Some of us have gotten angry or frustrated – perhaps because we feel stuck inside or helpless to do anything. Some of us have shed a tear – sadness of the people we’re not seeing or cancelled events. Some of us have felt the tug of a low mood or depressive thoughts which attempt to take us into a darkness. Some of us are shattered from looking after children who would normally burning energy at school. Some of us feel alone as we’ve not seen friends or neighbours for days. We but on a brave face and we keep going.
Palm Sunday is not the same this year. The hosannas are not being lifted by congregations around the world. Yet, together I encourage you and me to rejoice in the Lord. Philippians 4:4-7 says
“Rejoice in the Lord always. I will say it again: Rejoice! Let your gentleness be evident to all. The Lord is near. Do not be anxious about anything, but in every situation, by prayer and petition, with thanksgiving, present your requests to God. And the peace of God, which transcends all understanding, will guard your hearts and your minds in Christ Jesus.”
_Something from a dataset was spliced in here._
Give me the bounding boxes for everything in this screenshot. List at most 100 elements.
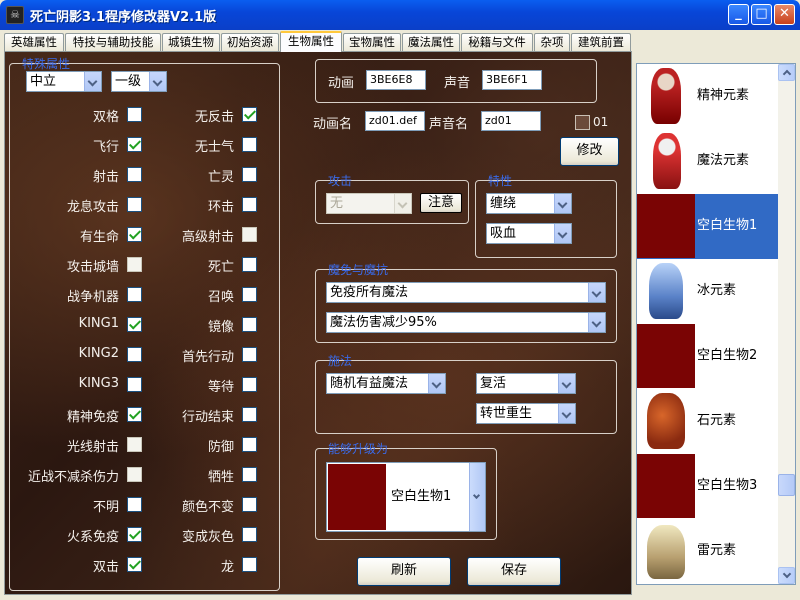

The word rejoice usually instils in me imagery of celebrations and dancing, but I want to suggest that we can rejoice quietly, not in outward exuberance but in the raising of our spirits and lifting the burdens that weigh heavily on our hearts.
Christian’s have used meditation for centuries; it is a well-known spiritual discipline. Mindfulness is meditative process used by many, including the NHS which explains:
“An important part of mindfulness is reconnecting with our bodies and the sensations they experience. This means waking up to the sights, sounds, smells and tastes of the present moment. That might be something as simple as the feel of a banister as we walk upstairs.”
When it comes to faith, we are required to live with uncertainties, that is what faith is. “Now faith is the assurance of things hoped for, the conviction of things not seen” (Hebrews 1:1). If we take our focus off that which gives us hope and security, if we become distracted by events around us, it will lead to anxiety.
When Paul writes to say “Rejoice in the Lord always: I will say it again, rejoice!” he is not suggesting we lose sight or touch with the world and with blind abandonment sing and dance to forget our troubles. No. Paul reminds us to reconnect with Jesus. “Do not be anxious about anything, but in every situation, by prayer and petition, with thanksgiving, present your requests to God.” As Christian’s we are able to rejoice, not because we can’t see the world, the problems, the restricts, suffering, and death. Rather our hearts and minds are calmed when we take the time to wake up to the sights, sounds, smells and tastes around us, and find the things for which we can say thank you.
We can turn the “stuck at home” into “safe at home” and the “longing to see friends” into “grateful to have friends who we miss and who miss us”.
So, let us be mindful and rejoice in the Lord.
- Become aware of yourself – observe the things around you, become aware of what you are touching and how that feels, take a few deep breaths and notice the smells.
- Name your thoughts and feelings.
- Look at a cross (perhaps hold one if you have one or even make one)
- Name three things you are thankful for (say them out loud or write them down if that helps) and offer them to God.